Kyle Rittenhouse released a new book called “Acquitted” on Amazon Kindle, but despite having a radicalized alt-right fan base, the book is not performing well in the market.
Rittenhouse, still not even old enough to buy alcohol, launched the project on the second anniversary of his acquittal on all charges related to the killing of Joseph Rosenbaum, 36, and Anthony Huber, 26, in August 2020. The two men were protesting the police shooting of Jacob Blake by a Kenosha, Wisconsin, police officer when he fatally shot them with a semi-automatic AR-15-style assault rifle. Also wounded by Rittenhouse that night was Gaige Grosskreutz, 26.
The book details, from his perspective, his fears on that night at a 17-year-old, maintaining he acted in self-defense, his arrest, prison, the media, and the trial, where he was acquitted on Nov. 19, 2021.
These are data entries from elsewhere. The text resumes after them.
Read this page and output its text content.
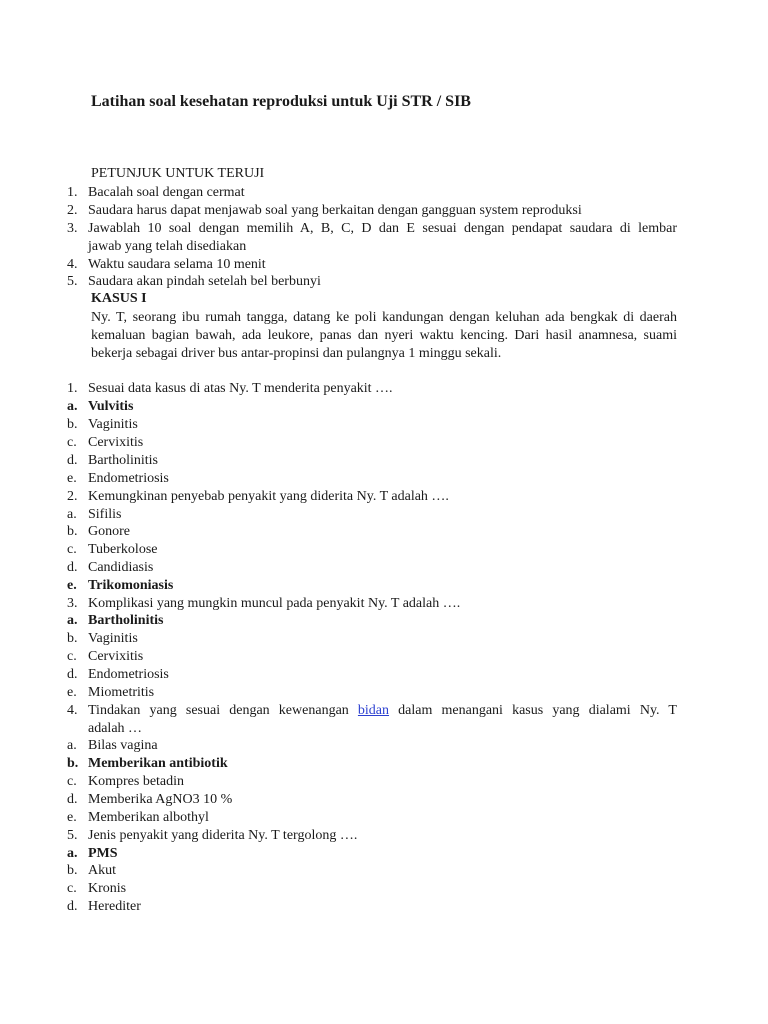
Latihan soal kesehatan reproduksi untuk Uji STR / SIB
PETUNJUK UNTUK TERUJI
1. Bacalah soal dengan cermat
2. Saudara harus dapat menjawab soal yang berkaitan dengan gangguan system reproduksi
3. Jawablah 10 soal dengan memilih A, B, C, D dan E sesuai dengan pendapat saudara di lembar
jawab yang telah disediakan
4. Waktu saudara selama 10 menit
5. Saudara akan pindah setelah bel berbunyi
KASUS I
Ny. T, seorang ibu rumah tangga, datang ke poli kandungan dengan keluhan ada bengkak di daerah kemaluan bagian bawah, ada leukore, panas dan nyeri waktu kencing. Dari hasil anamnesa, suami bekerja sebagai driver bus antar-propinsi dan pulangnya 1 minggu sekali.
1. Sesuai data kasus di atas Ny. T menderita penyakit ….
a. Vulvitis
b. Vaginitis
c. Cervixitis
d. Bartholinitis
e. Endometriosis
2. Kemungkinan penyebab penyakit yang diderita Ny. T adalah ….
a. Sifilis
b. Gonore
c. Tuberkolose
d. Candidiasis
e. Trikomoniasis
3. Komplikasi yang mungkin muncul pada penyakit Ny. T adalah ….
a. Bartholinitis
b. Vaginitis
c. Cervixitis
d. Endometriosis
e. Miometritis
4. Tindakan yang sesuai dengan kewenangan bidan dalam menangani kasus yang dialami Ny. T
adalah …
a. Bilas vagina
b. Memberikan antibiotik
c. Kompres betadin
d. Memberika AgNO3 10 %
e. Memberikan albothyl
5. Jenis penyakit yang diderita Ny. T tergolong ….
a. PMS
b. Akut
c. Kronis
d. Herediter
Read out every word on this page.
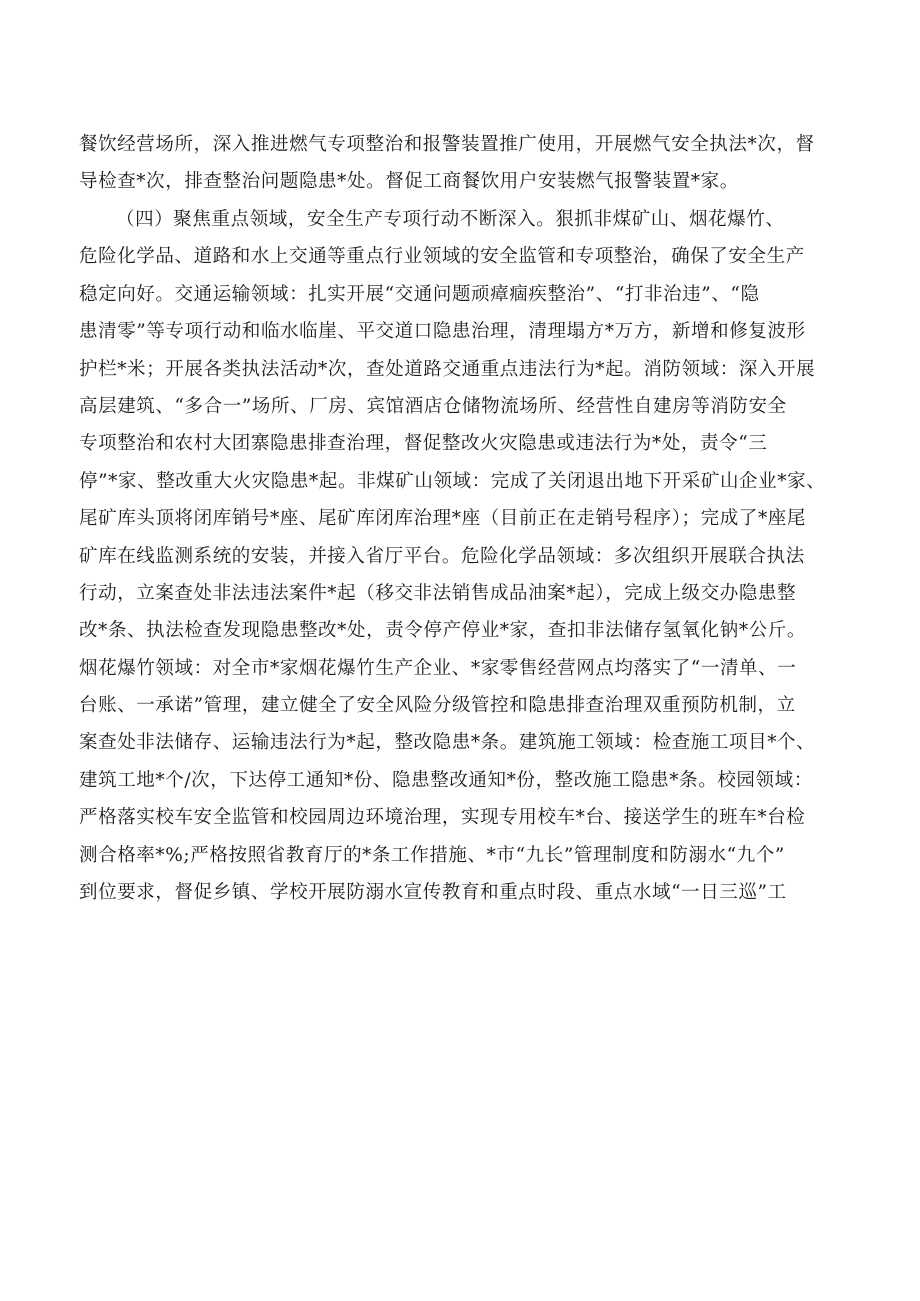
餐饮经营场所，深入推进燃气专项整治和报警装置推广使用，开展燃气安全执法*次，督
导检查*次，排查整治问题隐患*处。督促工商餐饮用户安装燃气报警装置*家。
（四）聚焦重点领域，安全生产专项行动不断深入。狠抓非煤矿山、烟花爆竹、
危险化学品、道路和水上交通等重点行业领域的安全监管和专项整治，确保了安全生产
稳定向好。交通运输领域：扎实开展“交通问题顽瘴痼疾整治”、“打非治违”、“隐
患清零”等专项行动和临水临崖、平交道口隐患治理，清理塌方*万方，新增和修复波形
护栏*米；开展各类执法活动*次，查处道路交通重点违法行为*起。消防领域：深入开展
高层建筑、“多合一”场所、厂房、宾馆酒店仓储物流场所、经营性自建房等消防安全
专项整治和农村大团寨隐患排查治理，督促整改火灾隐患或违法行为*处，责令“三
停”*家、整改重大火灾隐患*起。非煤矿山领域：完成了关闭退出地下开采矿山企业*家、
尾矿库头顶将闭库销号*座、尾矿库闭库治理*座（目前正在走销号程序）；完成了*座尾
矿库在线监测系统的安装，并接入省厅平台。危险化学品领域：多次组织开展联合执法
行动，立案查处非法违法案件*起（移交非法销售成品油案*起），完成上级交办隐患整
改*条、执法检查发现隐患整改*处，责令停产停业*家，查扣非法储存氢氧化钠*公斤。
烟花爆竹领域：对全市*家烟花爆竹生产企业、*家零售经营网点均落实了“一清单、一
台账、一承诺”管理，建立健全了安全风险分级管控和隐患排查治理双重预防机制，立
案查处非法储存、运输违法行为*起，整改隐患*条。建筑施工领域：检查施工项目*个、
建筑工地*个/次，下达停工通知*份、隐患整改通知*份，整改施工隐患*条。校园领域：
严格落实校车安全监管和校园周边环境治理，实现专用校车*台、接送学生的班车*台检
测合格率*%;严格按照省教育厅的*条工作措施、*市“九长”管理制度和防溺水“九个”
到位要求，督促乡镇、学校开展防溺水宣传教育和重点时段、重点水域“一日三巡”工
“I never wanted to be a public figure. I was homeless as a small child and raised in government-subsidized housing. My goal was to be a cop or a paramedic,” Rittenhouse says in a blurb on the online retailer’s platform.
“I went to Kenosha to help my community—not become a whipping boy in the national debate. In less than three minutes, the direction of my life was horribly altered when I was forced to defend myself with deadly force. So much was said and written about me that was not true.”
The 20-year-old contends that the book is his voice for the “first time,” telling his story, claiming, “I was attacked. I defended myself. I was prosecuted. I was acquitted.”
Despite having over a million followers on the X platform, 266,000 followers on Instagram, and being a Fox News and MAGA darling, his digital book is not selling.
As of Tuesday, Dec. 5, the book is ranked at No. 9,569 in the Kindle Store sector on Amazon and No. 510 in nonfiction in the Kindle Store.
The book has over 43 reviews and sits at 3.6 stars on the platform’s user-generated rating system.